但他没吃过猪肉也见过猪跑。
于是点点头应道:“会。”
宋饶欢满意颔首:“那夫君先去给父亲喂药。”
她只是儿媳,夫君在旁,不好亲自动手。
谢照临没有什么异意,坐在床榻前,小心翼翼地吹凉了药往谢崇安嘴里喂。
可昏迷的人与寻常人不同。
汤药到了谢崇安嘴里,根本不会往下咽,全都顺着唇角留了下来。
只片刻的时间,谢照临头上便浮起了一层冷汗,喂药的手也不住地开始颤抖。
宋饶欢看的眉心紧紧蹙起,从谢照临手中接过药碗,指挥着谢照临给谢崇安换了个更好喂药的姿势。
接着又演示性地给谢崇安喂了两勺汤药。
她回过身看下向谢照临问:“夫君学会了吗?”
谢照临正屏气凝神地学着,闻言像是被夫子校考的学生,不太自信地应道:“大概是……学会了吧。”
宋饶欢起身让开位置:“那夫君过来试试。
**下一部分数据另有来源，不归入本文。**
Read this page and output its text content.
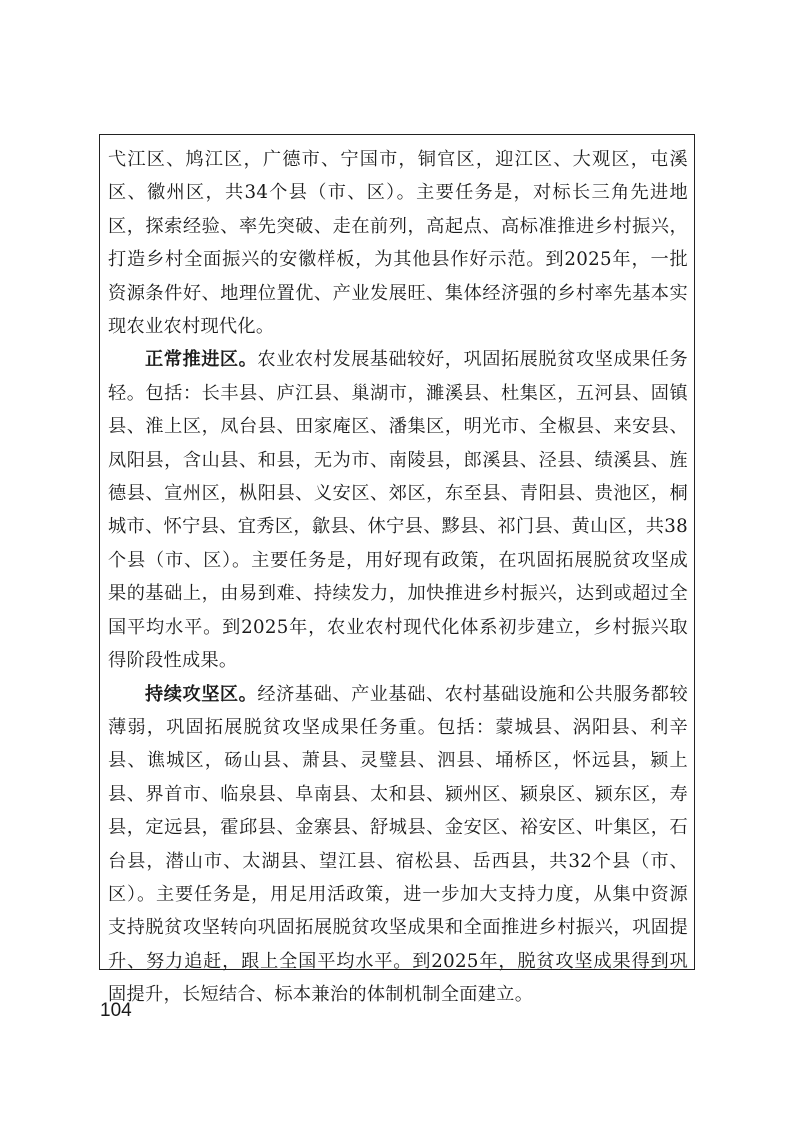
弋江区、鸠江区，广德市、宁国市，铜官区，迎江区、大观区，屯溪区、徽州区，共34个县（市、区）。主要任务是，对标长三角先进地区，探索经验、率先突破、走在前列，高起点、高标准推进乡村振兴，打造乡村全面振兴的安徽样板，为其他县作好示范。到2025年，一批资源条件好、地理位置优、产业发展旺、集体经济强的乡村率先基本实现农业农村现代化。

正常推进区。农业农村发展基础较好，巩固拓展脱贫攻坚成果任务轻。包括：长丰县、庐江县、巢湖市，濉溪县、杜集区，五河县、固镇县、淮上区，凤台县、田家庵区、潘集区，明光市、全椒县、来安县、凤阳县，含山县、和县，无为市、南陵县，郎溪县、泾县、绩溪县、旌德县、宣州区，枞阳县、义安区、郊区，东至县、青阳县、贵池区，桐城市、怀宁县、宜秀区，歙县、休宁县、黟县、祁门县、黄山区，共38个县（市、区）。主要任务是，用好现有政策，在巩固拓展脱贫攻坚成果的基础上，由易到难、持续发力，加快推进乡村振兴，达到或超过全国平均水平。到2025年，农业农村现代化体系初步建立，乡村振兴取得阶段性成果。

持续攻坚区。经济基础、产业基础、农村基础设施和公共服务都较薄弱，巩固拓展脱贫攻坚成果任务重。包括：蒙城县、涡阳县、利辛县、谯城区，砀山县、萧县、灵璧县、泗县、埇桥区，怀远县，颍上县、界首市、临泉县、阜南县、太和县、颍州区、颍泉区、颍东区，寿县，定远县，霍邱县、金寨县、舒城县、金安区、裕安区、叶集区，石台县，潜山市、太湖县、望江县、宿松县、岳西县，共32个县（市、区）。主要任务是，用足用活政策，进一步加大支持力度，从集中资源支持脱贫攻坚转向巩固拓展脱贫攻坚成果和全面推进乡村振兴，巩固提升、努力追赶，跟上全国平均水平。到2025年，脱贫攻坚成果得到巩固提升，长短结合、标本兼治的体制机制全面建立。

104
”
谢照临乖乖点头,从宋饶欢手里接过药碗。
他试探性的往谢崇安嘴里喂了两勺药。
这次汤药没有顺着唇角再流下去。
谢照临悬着的心这才彻底落到实处,转过头目光炯炯地看向宋饶欢。
向她求表扬,求夸奖的意思明显。
宋饶欢哄妹妹哄的信手拈来,对付一个谢照临自然不在话下。
三两句话就将他夸得飘飘然。
接着继续商量似的和谢照临道:“夫君先继续给父亲喂着药,我去偏厅看看母亲?”
谢照临毫不犹豫地点头。
“好。”
宋饶欢踏入偏厅时,卫氏正悠悠转醒。
身上扎满了银针。
看着宋饶欢从门外走来,卫氏下意识想要起身。
开口便问:“老爷怎么样了?”
宋饶欢连忙快跑了两步,联合着季姝恬一起将卫氏按回床榻上。
同时宽慰道:“大哥已经去了宫中请御医,夫君刚刚也给父亲喂了药,母亲现在千万要保重好自己。”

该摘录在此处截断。